Well I knew what I meant

The plug of ginger goes in each 700 ml bottle 

The Buderim Ginger refresher cordial you get from the supermarket .
I got mine from Franklins

Rod


----------



## Hoops

Kman

I have kegged GB in the past and it was bloody great.

Hoops


----------



## Linz

Noticed at BigW the other day....Coopers Ginger beer kit. Have they just decided to put this into supermarkets or is it a new product?
Also spied Tooheys Dark Ale and Real Ale kits Along with Coopers Sparkling Ale kit, label the same as the bottled product from the bottlo.


----------



## kman

might have to go and get a ginger beer kit, and do up a batch for when my kegging system is ready. So any tips on how to do it? just follow the kit instructions? or should i add some other stuff? and what yeast and temps to brew with?

sorry about all the questions


----------



## wedge

I tried the Grumpys rage when it first came out. 

At first it was very dry and gingery. Nothing a bit of lactose wont fix. But after say two weeks in secondary it was beaut! 
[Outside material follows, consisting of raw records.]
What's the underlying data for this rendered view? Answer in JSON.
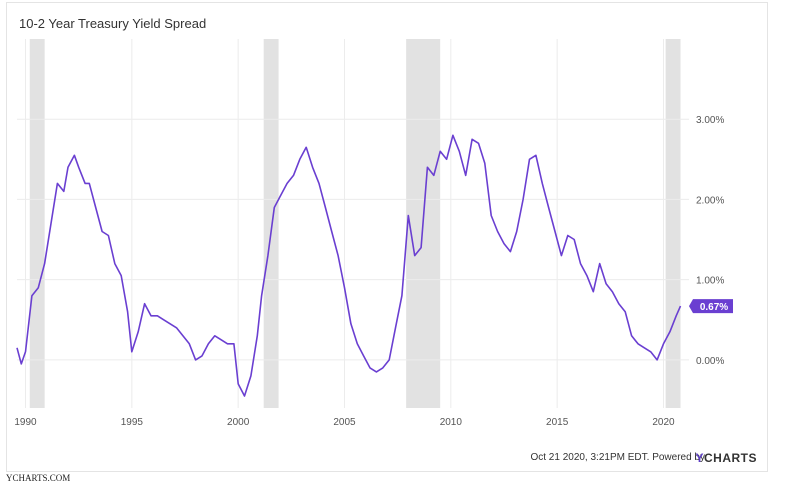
{
  "chart_data": {
    "type": "line",
    "title": "10-2 Year Treasury Yield Spread",
    "x_ticks": [
      "1990",
      "1995",
      "2000",
      "2005",
      "2010",
      "2015",
      "2020"
    ],
    "y_ticks": [
      "0.00%",
      "1.00%",
      "2.00%",
      "3.00%"
    ],
    "xlim": [
      1989.6,
      2021.2
    ],
    "ylim": [
      -0.6,
      4.0
    ],
    "grid": true,
    "last_value_label": "0.67%",
    "recessions": [
      [
        1990.2,
        1990.9
      ],
      [
        2001.2,
        2001.9
      ],
      [
        2007.9,
        2009.5
      ],
      [
        2020.1,
        2020.8
      ]
    ],
    "series": [
      {
        "color": "#6a3fd1",
        "x": [
          1989.6,
          1989.8,
          1990.0,
          1990.3,
          1990.6,
          1990.9,
          1991.2,
          1991.5,
          1991.8,
          1992.0,
          1992.3,
          1992.5,
          1992.8,
          1993.0,
          1993.3,
          1993.6,
          1993.9,
          1994.2,
          1994.5,
          1994.8,
          1995.0,
          1995.3,
          1995.6,
          1995.9,
          1996.2,
          1996.5,
          1996.8,
          1997.1,
          1997.4,
          1997.7,
          1998.0,
          1998.3,
          1998.6,
          1998.9,
          1999.2,
          1999.5,
          1999.8,
          2000.0,
          2000.3,
          2000.6,
          2000.9,
          2001.1,
          2001.4,
          2001.7,
          2002.0,
          2002.3,
          2002.6,
          2002.9,
          2003.2,
          2003.5,
          2003.8,
          2004.1,
          2004.4,
          2004.7,
          2005.0,
          2005.3,
          2005.6,
          2005.9,
          2006.2,
          2006.5,
          2006.8,
          2007.1,
          2007.4,
          2007.7,
          2008.0,
          2008.3,
          2008.6,
          2008.9,
          2009.2,
          2009.5,
          2009.8,
          2010.1,
          2010.4,
          2010.7,
          2011.0,
          2011.3,
          2011.6,
          2011.9,
          2012.2,
          2012.5,
          2012.8,
          2013.1,
          2013.4,
          2013.7,
          2014.0,
          2014.3,
          2014.6,
          2014.9,
          2015.2,
          2015.5,
          2015.8,
          2016.1,
          2016.4,
          2016.7,
          2017.0,
          2017.3,
          2017.6,
          2017.9,
          2018.2,
          2018.5,
          2018.8,
          2019.1,
          2019.4,
          2019.7,
          2020.0,
          2020.3,
          2020.6,
          2020.8
        ],
        "values": [
          0.15,
          -0.05,
          0.1,
          0.8,
          0.9,
          1.2,
          1.7,
          2.2,
          2.1,
          2.4,
          2.55,
          2.4,
          2.2,
          2.2,
          1.9,
          1.6,
          1.55,
          1.2,
          1.05,
          0.6,
          0.1,
          0.35,
          0.7,
          0.55,
          0.55,
          0.5,
          0.45,
          0.4,
          0.3,
          0.2,
          0.0,
          0.05,
          0.2,
          0.3,
          0.25,
          0.2,
          0.2,
          -0.3,
          -0.45,
          -0.2,
          0.3,
          0.8,
          1.3,
          1.9,
          2.05,
          2.2,
          2.3,
          2.5,
          2.65,
          2.4,
          2.2,
          1.9,
          1.6,
          1.3,
          0.9,
          0.45,
          0.2,
          0.05,
          -0.1,
          -0.15,
          -0.1,
          0.0,
          0.4,
          0.8,
          1.8,
          1.3,
          1.4,
          2.4,
          2.3,
          2.6,
          2.5,
          2.8,
          2.6,
          2.3,
          2.75,
          2.7,
          2.45,
          1.8,
          1.6,
          1.45,
          1.35,
          1.6,
          2.0,
          2.5,
          2.55,
          2.2,
          1.9,
          1.6,
          1.3,
          1.55,
          1.5,
          1.2,
          1.05,
          0.85,
          1.2,
          0.95,
          0.85,
          0.7,
          0.6,
          0.3,
          0.2,
          0.15,
          0.1,
          0.0,
          0.2,
          0.35,
          0.55,
          0.67
        ]
      }
    ]
  },
  "footer": {
    "timestamp": "Oct 21 2020, 3:21PM EDT.",
    "powered": "Powered by",
    "brand_y": "Y",
    "brand_rest": "CHARTS"
  },
  "credit": "YCHARTS.COM"
}
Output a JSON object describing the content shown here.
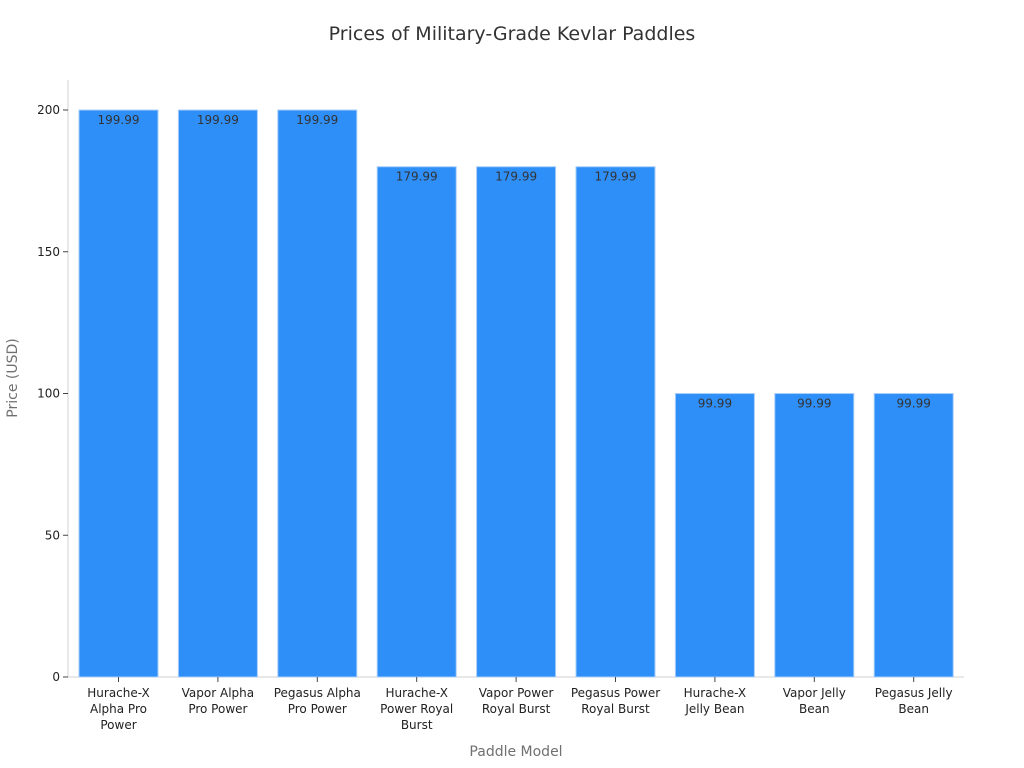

Great. However i did notice as it go older it lost its Ginger-ness


----------



## Mudrat

kman said:


> quick question, does anyone here keg their ginger beers?


Yeah mine get keged and put in the fridge they turn out great I add 1kg of raw sugar into the brew and stir it through keg it and let the keg sit for a few days before putting in the fridge helps to sweeten the brew a bit.


----------



## Mudrat

I just put down 2 of the Morgan’s last week only due to Australia Day being next week and I wanted enough brew to last the day I normally make my own from scratch. So first lot I put down I put 2 kilo of Dex and the second one I used 3kg of raw sugar and 3 full lemons halved then squeezed. Will let you know how they both go


----------